Cioppino a wonderful stew combining ocean’s bounty
Photo/Ellen Fox Emerson
Saying I love seafood ranks as a huge understatement. It doesn’t matter what type or what course, I’ll generally take the ocean’s bounty over any other food.
And when a dish combines seafood, what more could I ask?
Recently, while visiting my sister Laura during her stay at the beach, she made Cioppino using one Giada De Laurentiis’s recipes as a guideline. After enjoying it so much, I made a stab at it after getting home.
Curious about its beginnings, I learned Cioppino is an Italian-American dish that originated in San Francisco. Immigrants from Genoa, Italy, settled in the North Beach neighborhood of San Francisco in the 1800s. Fisherman would use their catch of the day to make the dish while still out at sea. Eventually, the stew made its way to homes and restaurants. Alioto’s, a San Francisco landmark, apparently put this stew on the map.
The broth combines tomatoes, wine, onion, garlic and herbs. A combination of shrimps, scallops, mussels, clams or whatever else is available completes the dish.
4 tablespoons olive oil
1 large onion, chopped
4 clove garlic, minced
1¾ cups dry white wine
1 (28 ounce) can crushed tomatoes, San Marzano
1 (8 ounce) bottle clam juice
1 teaspoon sugar
1 teaspoon salt
¼ teaspoon pepper
¾ teaspoon crushed red pepper flakes
¾ teaspoon dried oregano
1 teaspoon dried thyme
1 bay leaf
1 pound littleneck clams, scrubbed
1 pound extra large raw shrimp, peeled and deveined
1 pound sea scallops, halved
1 pound Pei mussels
Fresh chopped flat leaf parsley, for garnish (option)

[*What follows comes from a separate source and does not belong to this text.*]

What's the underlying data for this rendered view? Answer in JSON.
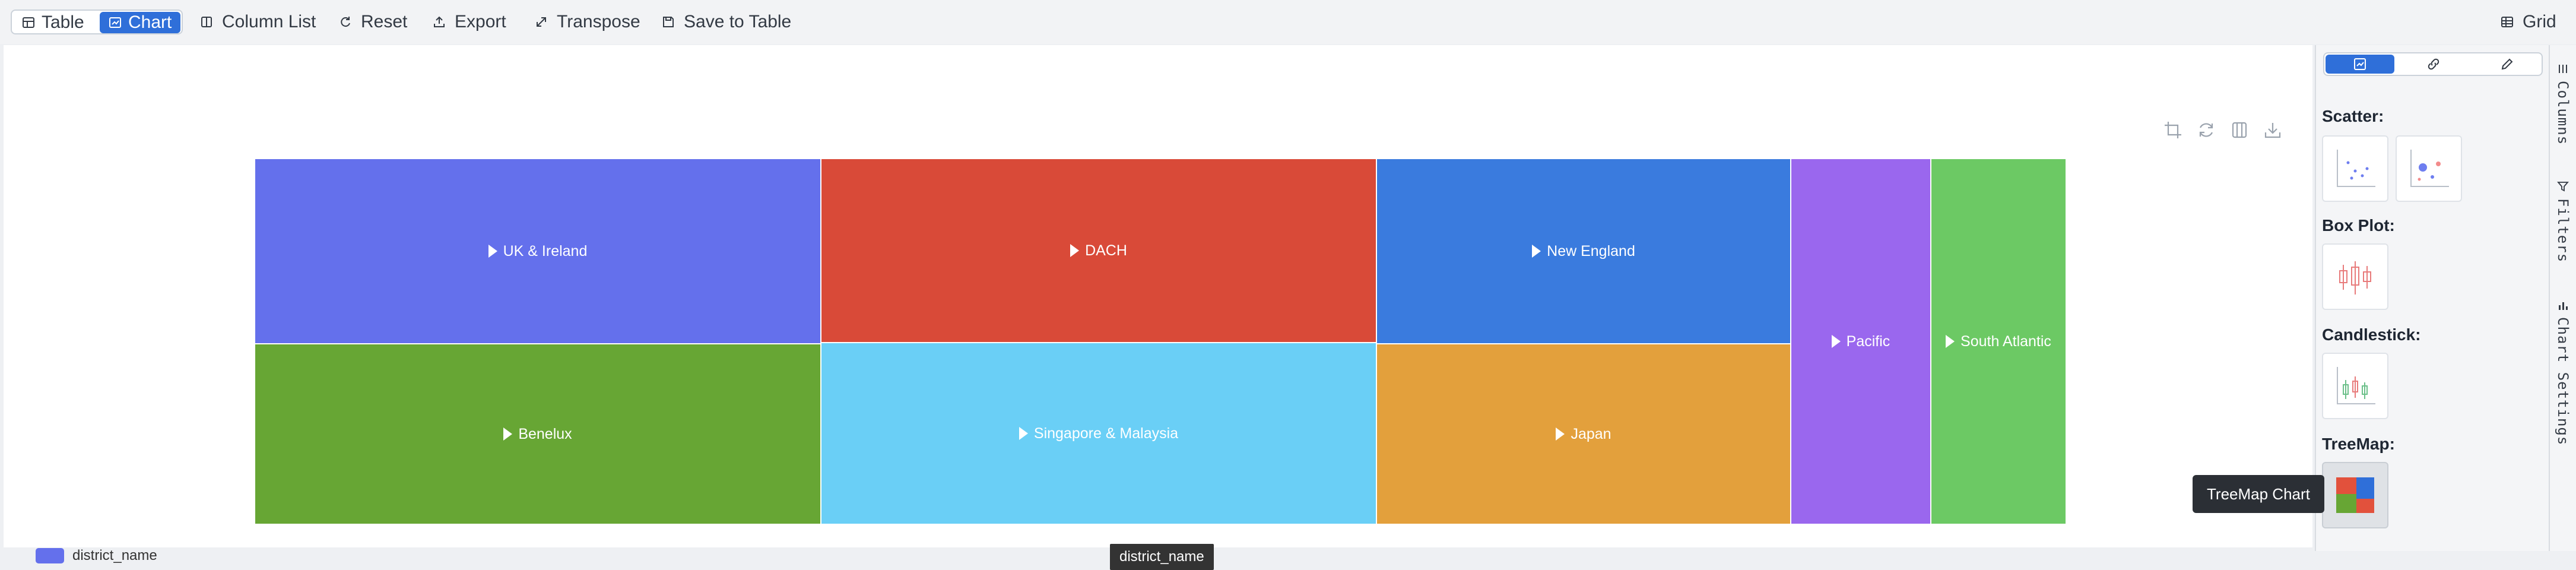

In a 4-quart pot, heat the olive oil over medium heat. Add the onion, stirring frequently, and cook until translucent. Add the garlic, and cook one minute, stirring constantly. Do not let the garlic brown.
Add the wine, crushed tomatoes, clam juice, sugar, salt, pepper, pepper flakes, oregano, thyme and bay leaf. Bring to a boil and then reduce to a simmer, cover and let cook for 25 minutes. Taste for seasoning.
While the soup base cooks, prep the seafood. When soup base is done, add the clams and bring back to a simmer. Cover and cook until the clams have opened halfway. Then gently add the shrimp, scallops and mussels. Once done, discard any unopened clams or mussels.